An advantage of sessility, I have previously suggested, is that you get the chance to draw from extensive databanks. Not many staff can recall how often our library has moved around the school, remember when our resource centre was a full-time classroom, can conjure up memories of two portable buildings in the playground because of a minor population explosion. What I can see are changes in attitude and approach in the less obvious things children bring to schools.
I get the impression that the environment my children live in has imploded on itself. People have less interest in what is going on outside their narrowly defined perimeters, and this has rubbed off on their children. It's only a gut feeling, but I think there is now more interest in getting by than in getting out. Teachers get a whiff of this in their uphill struggle to get some general knowledge in, when children openly admit they have little interest in the news.
What this means for the bright new world of communication and the information explosion I do not know, but I suspect that for many children the information highway may end up as the information dead end. A ploy to shortcircuit this is school trips.
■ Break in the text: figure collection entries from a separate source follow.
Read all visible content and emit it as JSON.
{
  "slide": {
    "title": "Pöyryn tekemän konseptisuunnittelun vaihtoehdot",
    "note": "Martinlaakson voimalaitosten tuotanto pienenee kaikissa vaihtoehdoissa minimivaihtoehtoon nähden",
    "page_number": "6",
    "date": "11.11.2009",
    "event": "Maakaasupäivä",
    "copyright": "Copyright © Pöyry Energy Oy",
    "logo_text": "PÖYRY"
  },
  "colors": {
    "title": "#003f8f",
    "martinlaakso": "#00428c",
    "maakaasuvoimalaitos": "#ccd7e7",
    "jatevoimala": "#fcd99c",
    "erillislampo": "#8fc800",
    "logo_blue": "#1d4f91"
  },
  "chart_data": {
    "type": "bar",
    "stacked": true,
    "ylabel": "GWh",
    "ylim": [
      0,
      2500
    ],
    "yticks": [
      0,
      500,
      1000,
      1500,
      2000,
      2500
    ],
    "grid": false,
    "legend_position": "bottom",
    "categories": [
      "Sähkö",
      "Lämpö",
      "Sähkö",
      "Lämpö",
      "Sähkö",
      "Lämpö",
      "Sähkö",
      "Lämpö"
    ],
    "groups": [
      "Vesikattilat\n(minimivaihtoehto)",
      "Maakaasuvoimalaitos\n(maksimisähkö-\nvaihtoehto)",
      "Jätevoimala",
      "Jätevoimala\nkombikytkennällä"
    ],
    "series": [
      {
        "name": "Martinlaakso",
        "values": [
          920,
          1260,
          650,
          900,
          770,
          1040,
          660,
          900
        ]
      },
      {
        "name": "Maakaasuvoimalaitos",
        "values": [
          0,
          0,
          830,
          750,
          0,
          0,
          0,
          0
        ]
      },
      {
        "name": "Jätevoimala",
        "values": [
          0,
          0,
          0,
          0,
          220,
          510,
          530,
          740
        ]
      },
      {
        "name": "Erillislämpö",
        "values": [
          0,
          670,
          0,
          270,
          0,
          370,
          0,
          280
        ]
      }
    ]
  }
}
The rationale behind these is something more than an opportunity to dig deep into the activities budget. They are not project or topic-driven, but honest-to-God outings that may not have a defined curricular content, but are undertaken to widen the cultural and social horizons of children who for the most part would rarely have the opportunity to do this kind of thing.
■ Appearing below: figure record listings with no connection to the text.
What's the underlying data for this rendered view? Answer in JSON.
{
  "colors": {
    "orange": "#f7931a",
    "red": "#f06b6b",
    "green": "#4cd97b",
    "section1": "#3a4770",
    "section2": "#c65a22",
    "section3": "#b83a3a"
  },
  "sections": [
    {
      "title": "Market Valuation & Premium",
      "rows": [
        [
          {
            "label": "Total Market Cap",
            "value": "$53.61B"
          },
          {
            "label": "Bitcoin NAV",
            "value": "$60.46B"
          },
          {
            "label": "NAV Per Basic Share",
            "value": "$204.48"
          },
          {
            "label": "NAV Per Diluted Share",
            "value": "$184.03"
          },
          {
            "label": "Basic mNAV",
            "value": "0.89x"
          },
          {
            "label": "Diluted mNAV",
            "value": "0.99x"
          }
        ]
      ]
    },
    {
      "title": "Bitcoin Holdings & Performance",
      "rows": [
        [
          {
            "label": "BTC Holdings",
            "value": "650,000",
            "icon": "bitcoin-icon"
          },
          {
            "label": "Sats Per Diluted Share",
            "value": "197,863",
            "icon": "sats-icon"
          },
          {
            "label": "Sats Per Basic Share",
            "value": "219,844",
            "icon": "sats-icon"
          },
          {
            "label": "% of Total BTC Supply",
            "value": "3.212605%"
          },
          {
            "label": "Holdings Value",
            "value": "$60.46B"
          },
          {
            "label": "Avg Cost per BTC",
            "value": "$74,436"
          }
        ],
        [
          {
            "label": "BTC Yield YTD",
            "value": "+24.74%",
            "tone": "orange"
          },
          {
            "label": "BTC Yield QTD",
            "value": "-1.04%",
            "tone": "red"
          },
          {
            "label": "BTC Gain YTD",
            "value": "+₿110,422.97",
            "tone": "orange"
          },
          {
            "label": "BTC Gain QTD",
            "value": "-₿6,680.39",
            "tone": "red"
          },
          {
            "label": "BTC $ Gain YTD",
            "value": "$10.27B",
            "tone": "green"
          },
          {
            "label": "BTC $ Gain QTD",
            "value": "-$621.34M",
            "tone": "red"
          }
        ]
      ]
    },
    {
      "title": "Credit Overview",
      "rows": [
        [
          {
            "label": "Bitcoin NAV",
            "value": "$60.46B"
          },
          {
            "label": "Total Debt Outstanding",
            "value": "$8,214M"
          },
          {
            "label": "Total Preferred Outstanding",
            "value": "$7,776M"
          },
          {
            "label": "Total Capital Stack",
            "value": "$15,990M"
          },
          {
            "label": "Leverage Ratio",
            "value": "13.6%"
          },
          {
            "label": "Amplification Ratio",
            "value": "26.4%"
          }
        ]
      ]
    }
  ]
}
They make me feel uncomfortable, not just because in today's climate of permission slips, standard circulars on Safety in Educational Excursions, regulations on treatment for anaphylactic shock, quality of bus provision and a whole host of other less visible hazards, but because they can be minefields lined with booby traps. Not so for the participants.
The atmosphere of infant joie de vivre boarding the bus has never altered, parental enthusiasm seeing them off has perhaps even intensified, letting them relive a little of their own not-so-long-ago lost youth.
Some things never change, for in the slightly longer trips, the pupils at the back of the bus still cannot sing, party songs are still instantly quelled and football jerseys are still disallowed, while the amount of sweets, sticky juices and crisps crammed into bulging bags is still in inverse proportion to the capacity of the stomachs available to consume even half of them. The anticipations of weeks before and retrospects that occupied attention for a week or so after are still as intense as ever.
School holidays are like school trips writ large. Now that the whole world has gone a-jaunting, we can only hope that the trippers return refreshed, intact, ready for action, so that we can all put session 1995-96 behind us. The Good Book says something about not laying up store for tomorrow. At least we can hope.